Netflix gains subscribers; stock soars
Investors piled into Netflix shares Wednesday after the streaming video service added more than 2 million customers in the last quarter of 2013. Netflix’s gains presents a conundrum for mainstream cable providers and network television, as well as Internet service providers.
Reuters had this story by Lisa Richwine and Ronald Grover about the company’s earnings:
Netflix Inc added more than 2.3 million U.S. customers in the fourth quarter, sending its shares up 17 percent in after-hours trading, and said it was testing different pricing plans for its monthly TV and movie streaming service.
The world’s largest video streaming company on Wednesday reported net income of $48 million for the quarter, up from $8 million a year ago. Earnings-per-share were 79 cents, Netflix said in a statement, beating the 66 cents average forecast of analysts surveyed by Thomson Reuters I/B/E/S.
The strong U.S. subscriber growth, a closely watched barometer of company performance, came in at the top end of Netflix’s forecast range. Netflix also signed up 1.74 million new customers in foreign markets, bringing its worldwide total to 44.4 million.
Answering critics who question how big Netflix could grow, the company said it expected to add more U.S. subscribers in the first quarter of 2014 than in the year-ago period.
The Wall Street Journal story by John Kell and Amol Sharma focused on the company’s pricing strategy and how to tier offerings for different consumers:
The company, which provides streaming videos as well as DVDs by mail, charges $7.99-per-month and currently allows users to access the service from two screens simultaneously—enabling sharing among relatives and friends. The company said it hopes to eventually offer new members three options. It has tested other approaches, including a $6.99 offering that would allow a single stream and a three-stream alternative.
In a letter to shareholders, Netflix said that if it were to make changes to pricing for new members, existing members would get “generous grandfathering of their existing plans and prices.” As a result, “there would be no material near-term revenue increase.”
“It is not clear that one price fits all,” Netflix Chief Executive Reed Hastings said on a video webcast during which the quarterly results were discussed. “We’re trying to figure out some models of good-better-best price tiering.” The company said in the letter it is in “no rush” to implement new member plans.
The last major pricing overhaul by Netflix came in 2011, when it tried to move away from offering a single plan for streaming and DVD-by-mail by introducing two separate plans. The company reversed course after a customer backlash and a major dent in its stock price.

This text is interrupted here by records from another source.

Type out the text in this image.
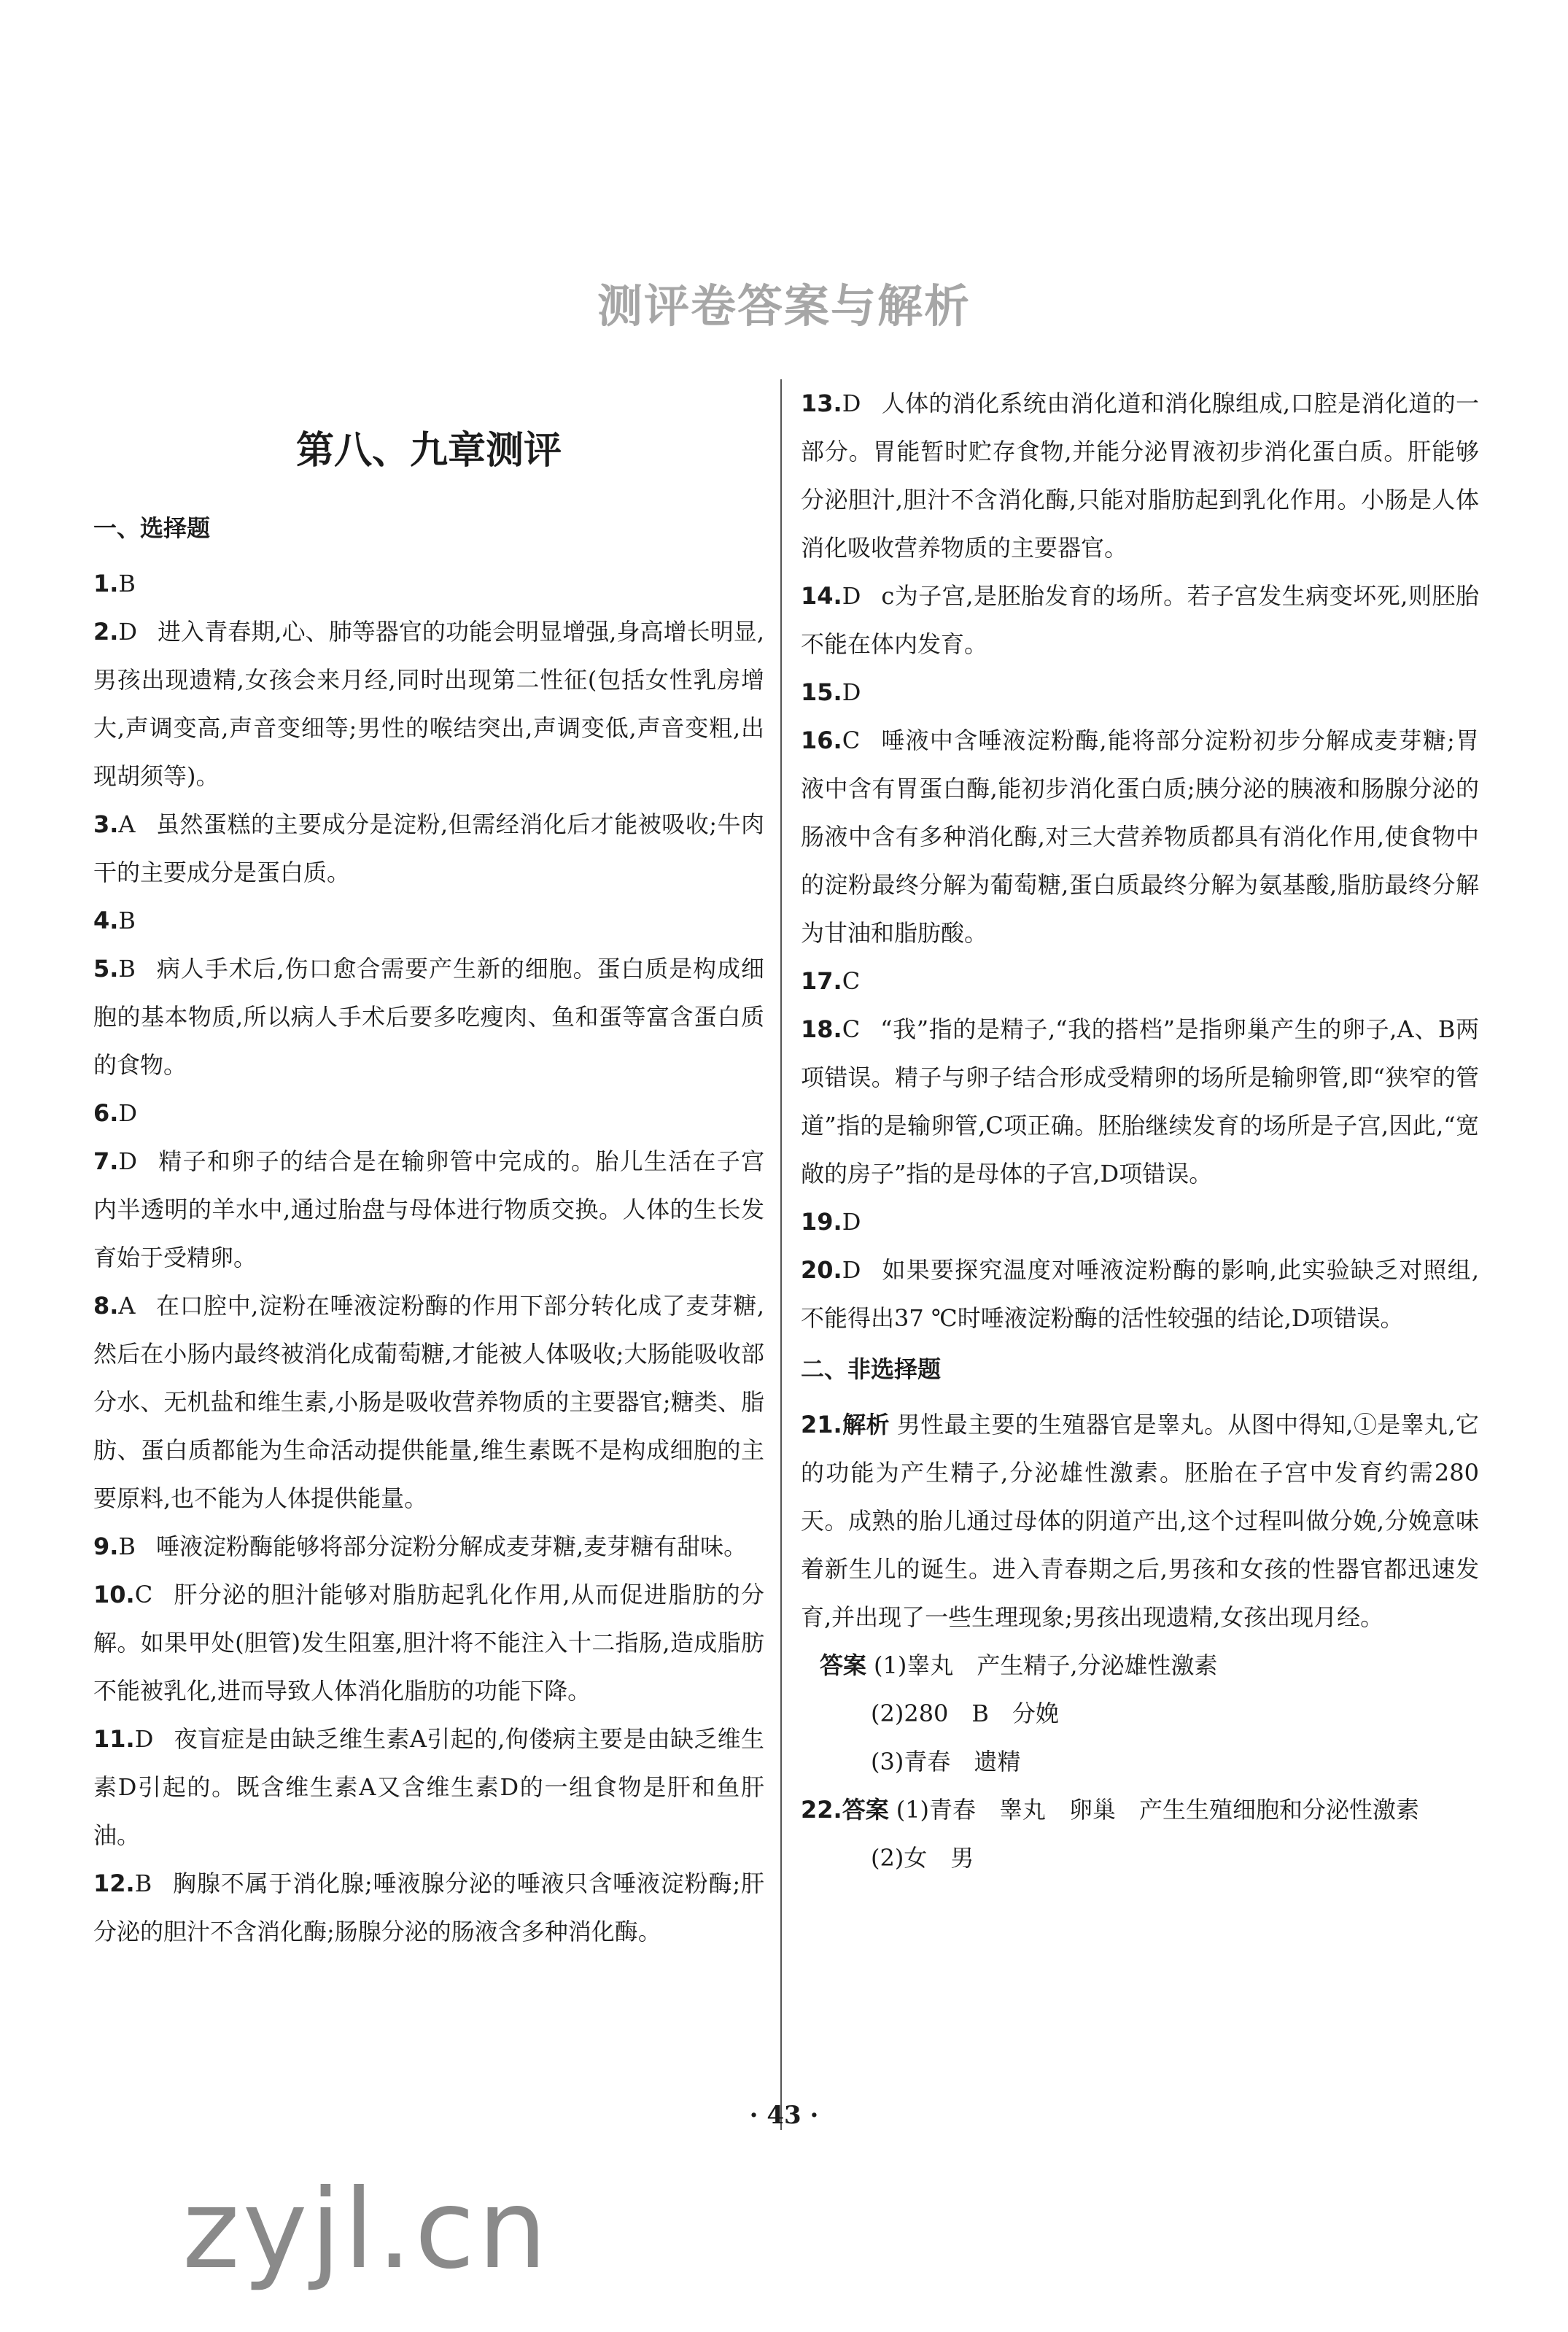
测评卷答案与解析
第八、九章测评
一、选择题
1.B
2.D 进入青春期,心、肺等器官的功能会明显增强,身高增长明显,男孩出现遗精,女孩会来月经,同时出现第二性征(包括女性乳房增大,声调变高,声音变细等;男性的喉结突出,声调变低,声音变粗,出现胡须等)。
3.A 虽然蛋糕的主要成分是淀粉,但需经消化后才能被吸收;牛肉干的主要成分是蛋白质。
4.B
5.B 病人手术后,伤口愈合需要产生新的细胞。蛋白质是构成细胞的基本物质,所以病人手术后要多吃瘦肉、鱼和蛋等富含蛋白质的食物。
6.D
7.D 精子和卵子的结合是在输卵管中完成的。胎儿生活在子宫内半透明的羊水中,通过胎盘与母体进行物质交换。人体的生长发育始于受精卵。
8.A 在口腔中,淀粉在唾液淀粉酶的作用下部分转化成了麦芽糖,然后在小肠内最终被消化成葡萄糖,才能被人体吸收;大肠能吸收部分水、无机盐和维生素,小肠是吸收营养物质的主要器官;糖类、脂肪、蛋白质都能为生命活动提供能量,维生素既不是构成细胞的主要原料,也不能为人体提供能量。
9.B 唾液淀粉酶能够将部分淀粉分解成麦芽糖,麦芽糖有甜味。
10.C 肝分泌的胆汁能够对脂肪起乳化作用,从而促进脂肪的分解。如果甲处(胆管)发生阻塞,胆汁将不能注入十二指肠,造成脂肪不能被乳化,进而导致人体消化脂肪的功能下降。
11.D 夜盲症是由缺乏维生素A引起的,佝偻病主要是由缺乏维生素D引起的。既含维生素A又含维生素D的一组食物是肝和鱼肝油。
12.B 胸腺不属于消化腺;唾液腺分泌的唾液只含唾液淀粉酶;肝分泌的胆汁不含消化酶;肠腺分泌的肠液含多种消化酶。
13.D 人体的消化系统由消化道和消化腺组成,口腔是消化道的一部分。胃能暂时贮存食物,并能分泌胃液初步消化蛋白质。肝能够分泌胆汁,胆汁不含消化酶,只能对脂肪起到乳化作用。小肠是人体消化吸收营养物质的主要器官。
14.D c为子宫,是胚胎发育的场所。若子宫发生病变坏死,则胚胎不能在体内发育。
15.D
16.C 唾液中含唾液淀粉酶,能将部分淀粉初步分解成麦芽糖;胃液中含有胃蛋白酶,能初步消化蛋白质;胰分泌的胰液和肠腺分泌的肠液中含有多种消化酶,对三大营养物质都具有消化作用,使食物中的淀粉最终分解为葡萄糖,蛋白质最终分解为氨基酸,脂肪最终分解为甘油和脂肪酸。
17.C
18.C “我”指的是精子,“我的搭档”是指卵巢产生的卵子,A、B两项错误。精子与卵子结合形成受精卵的场所是输卵管,即“狭窄的管道”指的是输卵管,C项正确。胚胎继续发育的场所是子宫,因此,“宽敞的房子”指的是母体的子宫,D项错误。
19.D
20.D 如果要探究温度对唾液淀粉酶的影响,此实验缺乏对照组,不能得出37 ℃时唾液淀粉酶的活性较强的结论,D项错误。
二、非选择题
21.解析 男性最主要的生殖器官是睾丸。从图中得知,①是睾丸,它的功能为产生精子,分泌雄性激素。胚胎在子宫中发育约需280天。成熟的胎儿通过母体的阴道产出,这个过程叫做分娩,分娩意味着新生儿的诞生。进入青春期之后,男孩和女孩的性器官都迅速发育,并出现了一些生理现象;男孩出现遗精,女孩出现月经。
答案 (1)睾丸　产生精子,分泌雄性激素
(2)280　B　分娩
(3)青春　遗精
22.答案 (1)青春　睾丸　卵巢　产生生殖细胞和分泌性激素
(2)女　男
· 43 ·
zyjl.cn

Justin Bachman wrote for Bloomberg Businessweek that Netflix could run into trouble as higher end video and increased usage strains the broadband infrastructure:
That growth could come alongside higher costs if Verizon Communications (VZ) and other high-speed Internet companies decide to charge video streamers like Netflix, Amazon (AMZN), and Hulu more because of their higher usage of the digital infrastructure. At peak times, Netflix viewers represent about a third of U.S. broadband Internet capacity, according to some estimates. In a case decided last week, Verizon successfully blocked federal rules on net neutrality, which could allow the Internet providers to block streaming services or to charge higher fees for their heavy data loads.
Netflix Chief Executive Officer Reed Hastings dismissed those concerns Wednesday in the company’s quarterly earnings chat with two Wall Street analysts, arguing that any such efforts “would significantly fuel the fire for more regulation, which is not something that they’re interested in,” he said of the Internet service providers. “I think our economic interests are pretty co-aligned.”
He also predicted that the gradual introduction of higher-resolution 4K video from Netflix and other services will slowly boost ISPs, which will expand their technical capabilities to deliver the bandwidth needed for such video. Most people who get Internet service from major high-speed players such as Comcast (CMCSA), Time Warner Cable (TWC), and AT&T (T) do not currently have download speeds that can handle this kind of video.
The Associated Press story (via the Washington Post) pointed out that the stock surge comes after a costly falter in 2011:
The strong showing follows a year in which Netflix’s stock nearly quadrupled in a resounding comeback from a steep downturn triggered during the summer of 2011 after the Los Gatos, Calif. company split apart its Internet video service and DVD-by-mail service. The division resulted in price increases of as much as 60 percent for customers who wanted to keep both options.
Hastings apologized and the uproar eventually died down as the company began stockpiling its $8-per-month streaming service with more original programming, such as the Emmy-award winning “House of Cards.” The second season of that series will be released Feb. 14, contributing to management’s optimism about its subscriber growth for the current quarter ending in March.
As more people connect their TVs to the Internet and buy mobile devices, Netflix’s streaming service is emerging as a must-have pastime. Meanwhile, the DVD-by-mail service is gradually dying as more subscribers abandon watching video on physical discs. The company ended December with 6.9 million DVD subscribers, down from 13.9 million in September 2011.
While the short-term gain in subscribers is good news for the company and its investors, there are some capacity and other technological issues looming. It’s possible that the end of net neutrality could cost Netflix as consumer demand eats into bandwidth.